The park opened in July 1955 and was an immediate success. Wood had a one-year contract, but in January 1956, trade papers announced his departure from the company. That he’d leave a job he was so fond of so abruptly immediately raised questions. (Embezzlement was one popular theory.) Though there’s never been a definitive answer, Van Arsdale France, a Disneyland employee who knew both Disney and Wood, believed the two men were so fiercely independent that their relationship wasn’t going to last.

“In one week, Wood was holding his regular meetings as usual, with an office crowded every minute of the day,” France was quoted as saying in The Disneyland Story. “Just about overnight, he was out.” According to employee Dick Irvine, Disney had his brother, Roy, fire Wood after a heated argument.

But Wood was still fascinated by the amusement industry. With severance pay in his pocket, the year he separated from Disney Wood he started Marco Engineering, which specialized in the design and execution of attractions. Wood was a one-of-a-kind talent for investors who wanted to try and replicate Disney’s success. He hired away several key Disney staffers; to promote his fledging business, he even started to bill himself as “The Master Planner of Disneyland.”   

Marco got off to an auspicious start. They opened Magic Mountain in Golden, Colorado in 1958, but construction delays bogged down business and the park was operational only during the summer. He also developed Pleasure Island, a Boston park that opened in 1959. Both ventures soon dissolved.

By this point, Wood was invoking his Disney ties a little too often for his former boss' liking. When he opened Freedomland in the Bronx in 1960, he billed it as “The Disneyland of the East.” Lawyers for Disney sued in order to protect the brand's copyright, and the matter was settled out of court.  

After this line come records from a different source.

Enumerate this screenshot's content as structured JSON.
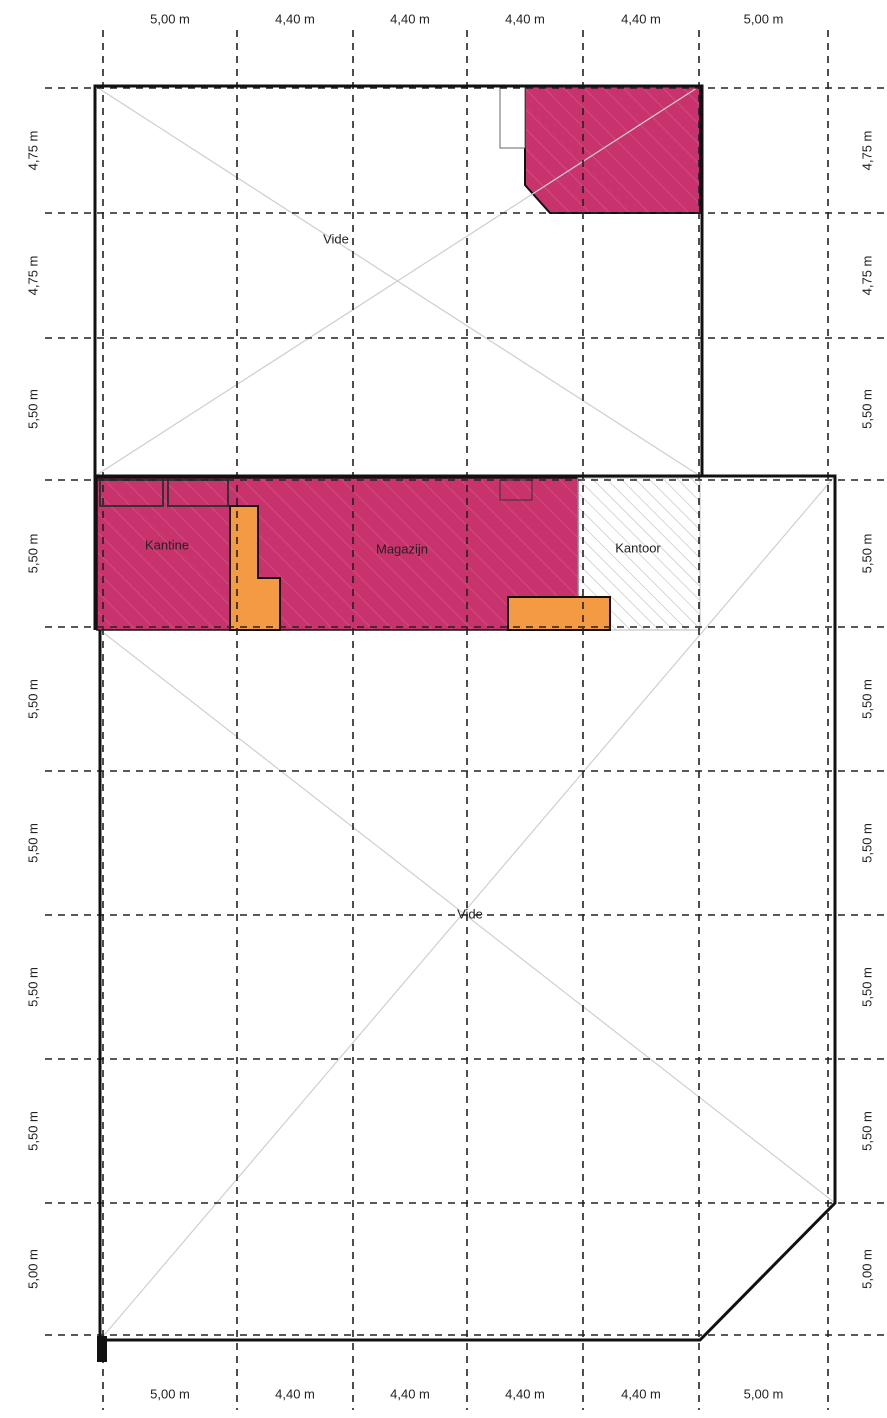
{
  "dimensions": {
    "top": [
      "5,00 m",
      "4,40 m",
      "4,40 m",
      "4,40 m",
      "4,40 m",
      "5,00 m"
    ],
    "bottom": [
      "5,00 m",
      "4,40 m",
      "4,40 m",
      "4,40 m",
      "4,40 m",
      "5,00 m"
    ],
    "left": [
      "4,75 m",
      "4,75 m",
      "5,50 m",
      "5,50 m",
      "5,50 m",
      "5,50 m",
      "5,50 m",
      "5,50 m",
      "5,00 m"
    ],
    "right": [
      "4,75 m",
      "4,75 m",
      "5,50 m",
      "5,50 m",
      "5,50 m",
      "5,50 m",
      "5,50 m",
      "5,50 m",
      "5,00 m"
    ]
  },
  "rooms": [
    "Vide",
    "Kantine",
    "Magazijn",
    "Kantoor",
    "Vide"
  ]
}
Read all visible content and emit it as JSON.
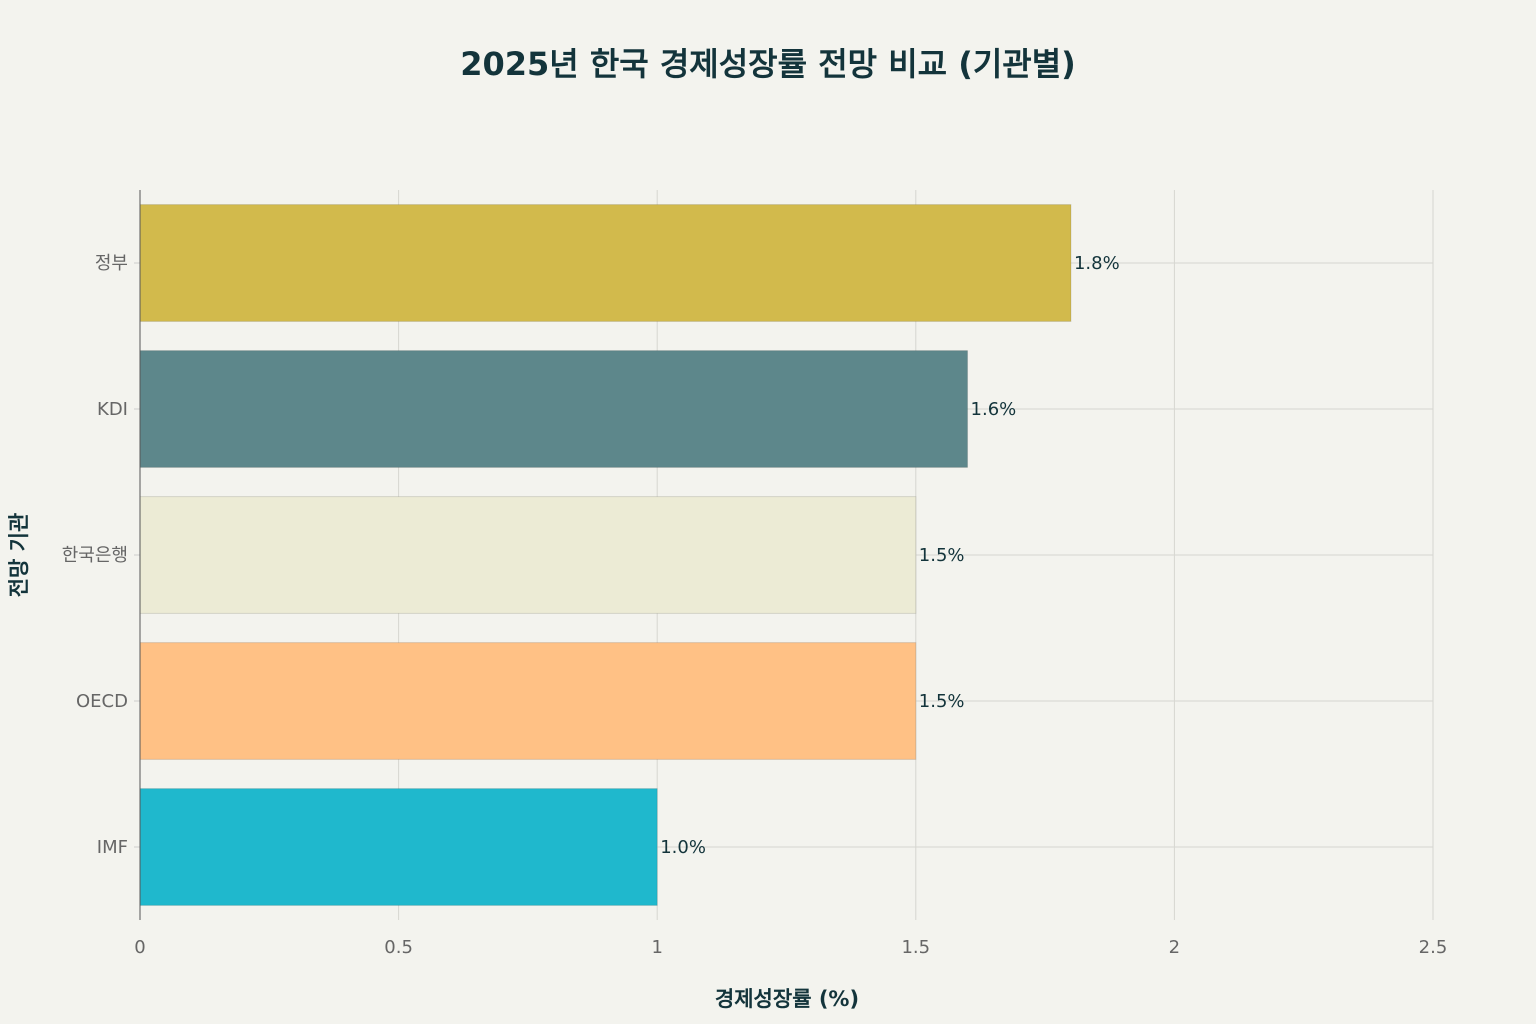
{
  "chart_data": {
    "type": "bar",
    "orientation": "horizontal",
    "title": "2025년 한국 경제성장률 전망 비교 (기관별)",
    "xlabel": "경제성장률 (%)",
    "ylabel": "전망 기관",
    "categories": [
      "정부",
      "KDI",
      "한국은행",
      "OECD",
      "IMF"
    ],
    "values": [
      1.8,
      1.6,
      1.5,
      1.5,
      1.0
    ],
    "data_labels": [
      "1.8%",
      "1.6%",
      "1.5%",
      "1.5%",
      "1.0%"
    ],
    "colors": [
      "#d2ba4c",
      "#5d878b",
      "#ecebd5",
      "#ffc185",
      "#1fb8cd"
    ],
    "xlim": [
      0,
      2.5
    ],
    "xticks": [
      0,
      0.5,
      1,
      1.5,
      2,
      2.5
    ],
    "xtick_labels": [
      "0",
      "0.5",
      "1",
      "1.5",
      "2",
      "2.5"
    ],
    "grid": true,
    "legend": "none"
  }
}
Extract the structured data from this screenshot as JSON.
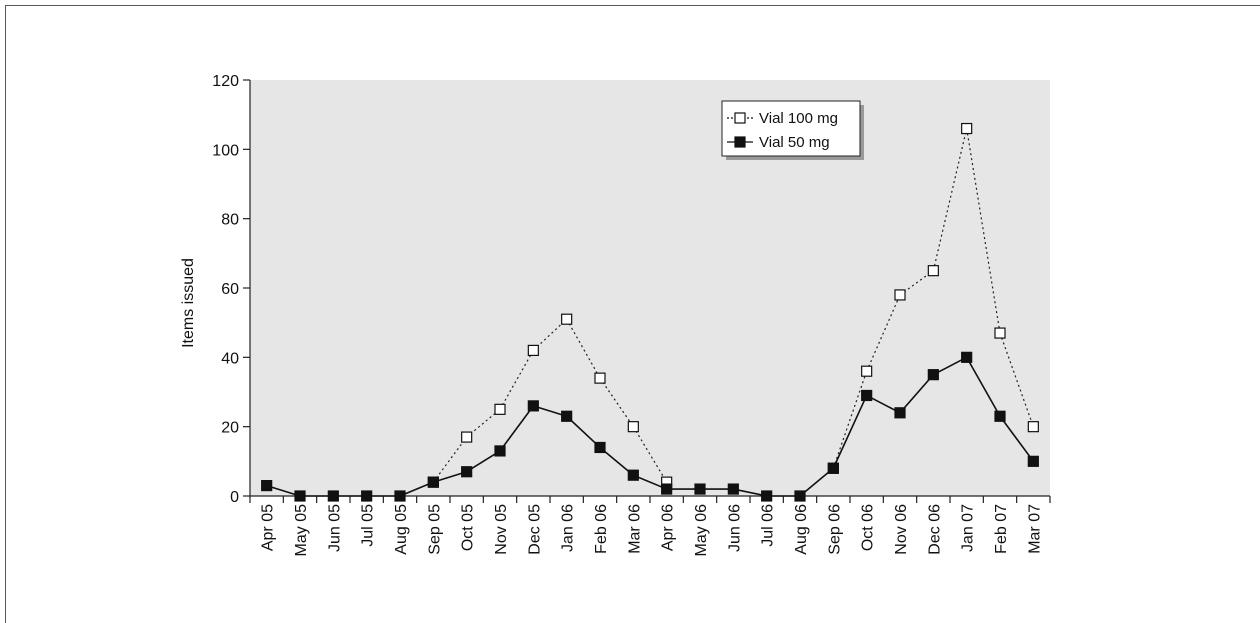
{
  "chart_data": {
    "type": "line",
    "title": "",
    "xlabel": "",
    "ylabel": "Items issued",
    "ylim": [
      0,
      120
    ],
    "yticks": [
      0,
      20,
      40,
      60,
      80,
      100,
      120
    ],
    "grid": false,
    "legend_position": "top-right",
    "plot_background": "#e6e6e6",
    "categories": [
      "Apr 05",
      "May 05",
      "Jun 05",
      "Jul 05",
      "Aug 05",
      "Sep 05",
      "Oct 05",
      "Nov 05",
      "Dec 05",
      "Jan 06",
      "Feb 06",
      "Mar 06",
      "Apr 06",
      "May 06",
      "Jun 06",
      "Jul 06",
      "Aug 06",
      "Sep 06",
      "Oct 06",
      "Nov 06",
      "Dec 06",
      "Jan 07",
      "Feb 07",
      "Mar 07"
    ],
    "series": [
      {
        "name": "Vial 100 mg",
        "marker": "open-square",
        "line_style": "dotted",
        "color": "#222222",
        "values": [
          null,
          null,
          null,
          null,
          null,
          4,
          17,
          25,
          42,
          51,
          34,
          20,
          4,
          null,
          null,
          null,
          null,
          8,
          36,
          58,
          65,
          106,
          47,
          20
        ]
      },
      {
        "name": "Vial 50 mg",
        "marker": "filled-square",
        "line_style": "solid",
        "color": "#111111",
        "values": [
          3,
          0,
          0,
          0,
          0,
          4,
          7,
          13,
          26,
          23,
          14,
          6,
          2,
          2,
          2,
          0,
          0,
          8,
          29,
          24,
          35,
          40,
          23,
          10
        ]
      }
    ]
  }
}
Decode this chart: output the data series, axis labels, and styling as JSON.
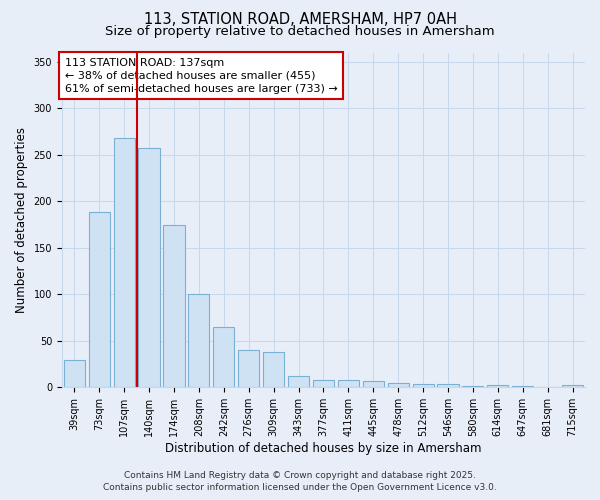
{
  "title_line1": "113, STATION ROAD, AMERSHAM, HP7 0AH",
  "title_line2": "Size of property relative to detached houses in Amersham",
  "xlabel": "Distribution of detached houses by size in Amersham",
  "ylabel": "Number of detached properties",
  "categories": [
    "39sqm",
    "73sqm",
    "107sqm",
    "140sqm",
    "174sqm",
    "208sqm",
    "242sqm",
    "276sqm",
    "309sqm",
    "343sqm",
    "377sqm",
    "411sqm",
    "445sqm",
    "478sqm",
    "512sqm",
    "546sqm",
    "580sqm",
    "614sqm",
    "647sqm",
    "681sqm",
    "715sqm"
  ],
  "values": [
    29,
    188,
    268,
    257,
    175,
    100,
    65,
    40,
    38,
    12,
    8,
    8,
    7,
    5,
    4,
    4,
    1,
    2,
    1,
    0,
    2
  ],
  "bar_color": "#cfe2f3",
  "bar_edge_color": "#7ab0d4",
  "grid_color": "#c8d8ec",
  "background_color": "#e8eef8",
  "property_line_x": 3,
  "property_line_color": "#cc0000",
  "annotation_text": "113 STATION ROAD: 137sqm\n← 38% of detached houses are smaller (455)\n61% of semi-detached houses are larger (733) →",
  "annotation_box_facecolor": "#ffffff",
  "annotation_box_edgecolor": "#cc0000",
  "ylim": [
    0,
    360
  ],
  "yticks": [
    0,
    50,
    100,
    150,
    200,
    250,
    300,
    350
  ],
  "footer_line1": "Contains HM Land Registry data © Crown copyright and database right 2025.",
  "footer_line2": "Contains public sector information licensed under the Open Government Licence v3.0.",
  "title_fontsize": 10.5,
  "subtitle_fontsize": 9.5,
  "axis_label_fontsize": 8.5,
  "tick_fontsize": 7,
  "annotation_fontsize": 8,
  "footer_fontsize": 6.5
}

While Wood had high hopes for Freedomland—which tried to recreate historical cities and events—a series of incidents garnered the wrong kind of press. A stagecoach toppled over, breaking a guest’s spine; robbers made off with over $28,000

Freedomland closed in 1964, unable to compete with the neighboring World’s Fair and its stockpile of Disney-endorsed attractions. Wood later became famous for moving the London Bridge to Arizona, piece by piece, for a tourist attraction in 1968. He also founded the International Chili Society before ending his career at Warner Bros., where he worked until his death in 1992.

There is no account of Wood ever reconciling with Disney. While the company has received criticism for not acknowledging his contributions to Disneyland, not everyone got the memo. In 2011, an official Disney travel magazine innocently offered a bit of trivia about the relocated London Bridge in Arizona and one of the men responsible for it: C.V. Wood.